A processed food is one that has undergone changes to its natural state. In other words, any agricultural product subject to cutting, heating, pasteurizing, freezing, or a procedure that alter its state- including the addition of preservatives, flavors, additives such as sugar, salt, fats and so forth. In many ways, processing can be beneficial. Techniques including cooking and drying destroy harmful bacteria. Processing of dried beans into a can, will increase their shelf-life and this does not make them an unhealthy food choice. Fortification of foods with vitamins and minerals such as iron in infant cereal or vitamin D in milk can help prevent deficiencies. We all have at least a handful of processed items in our kitchen pantry. Minimally processed foods are practical, quick and easy tools to use for a healthy well balanced diet.
So where is all the fuss?
Well……….Not all processing is created equal.
Processing and ultra-processing also involves adding sugars, salts, artificial ingredients, unhealthy fats and leads to lower nutrient content, low fiber, and health detriments. Some of the most common examples of such are artificial sweeteners such as high fructose corn syrup, maltodextrin, hydrogenated oils, bulking or foaming agents and flavor enhancers such as monosodium glutamate and artificial coloring. Ultra-processing of foods increase their taste, palatability & blunt sensory specific signaling occurring in our bodies that indicate satiety. Have you ever been able to have just one chip? Ever notice some foods make you want more? The combination of certain ingredients can lead to increased caloric consumption and are associated with increased risks of obesity, diabetes & heart disease.

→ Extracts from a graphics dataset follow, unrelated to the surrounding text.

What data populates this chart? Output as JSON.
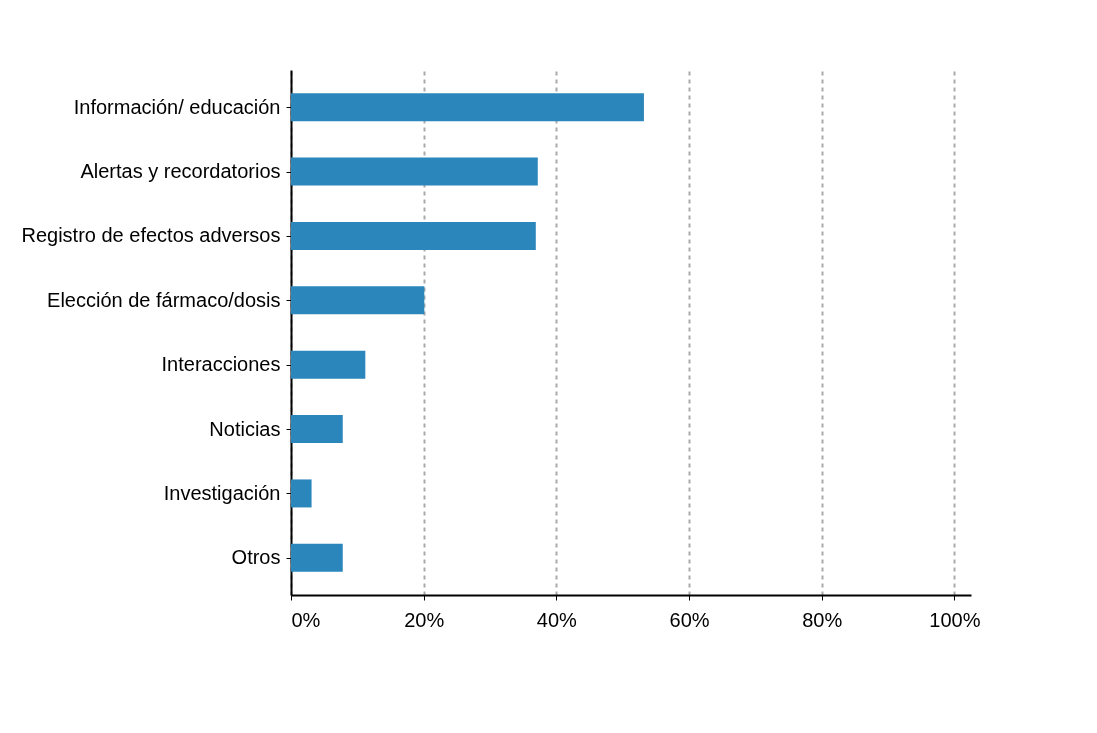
{
  "chart_data": {
    "type": "bar",
    "orientation": "horizontal",
    "categories": [
      "Información/ educación",
      "Alertas y recordatorios",
      "Registro de efectos adversos",
      "Elección de fármaco/dosis",
      "Interacciones",
      "Noticias",
      "Investigación",
      "Otros"
    ],
    "values": [
      53.2,
      37.2,
      36.9,
      20.1,
      11.2,
      7.8,
      3.1,
      7.8
    ],
    "color": "#2a86bb",
    "xlim": [
      0,
      102.5
    ],
    "xticks": [
      {
        "value": 0,
        "label": "0%"
      },
      {
        "value": 20,
        "label": "20%"
      },
      {
        "value": 40,
        "label": "40%"
      },
      {
        "value": 60,
        "label": "60%"
      },
      {
        "value": 80,
        "label": "80%"
      },
      {
        "value": 100,
        "label": "100%"
      }
    ],
    "grid": "x"
  }
}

In summary, nearly all foods have some degree of processing and not all processing is created equal. Understanding the spectrum of processing and paying attention to the ingredients in any food product is key to identifying the healthy vs unhealthy options for a whole nutritious diet and optimal health. Remember to always read your ingredient lists. Look out for hidden sugars, salt. Make sure you can recognize all listed words. In general, less is more. If the ingredient list looks like a school essay, it’s more likely that it is highly processed. Make sure to take advantage of those minimally processed foods that are practical tools for healthy nutritious meals.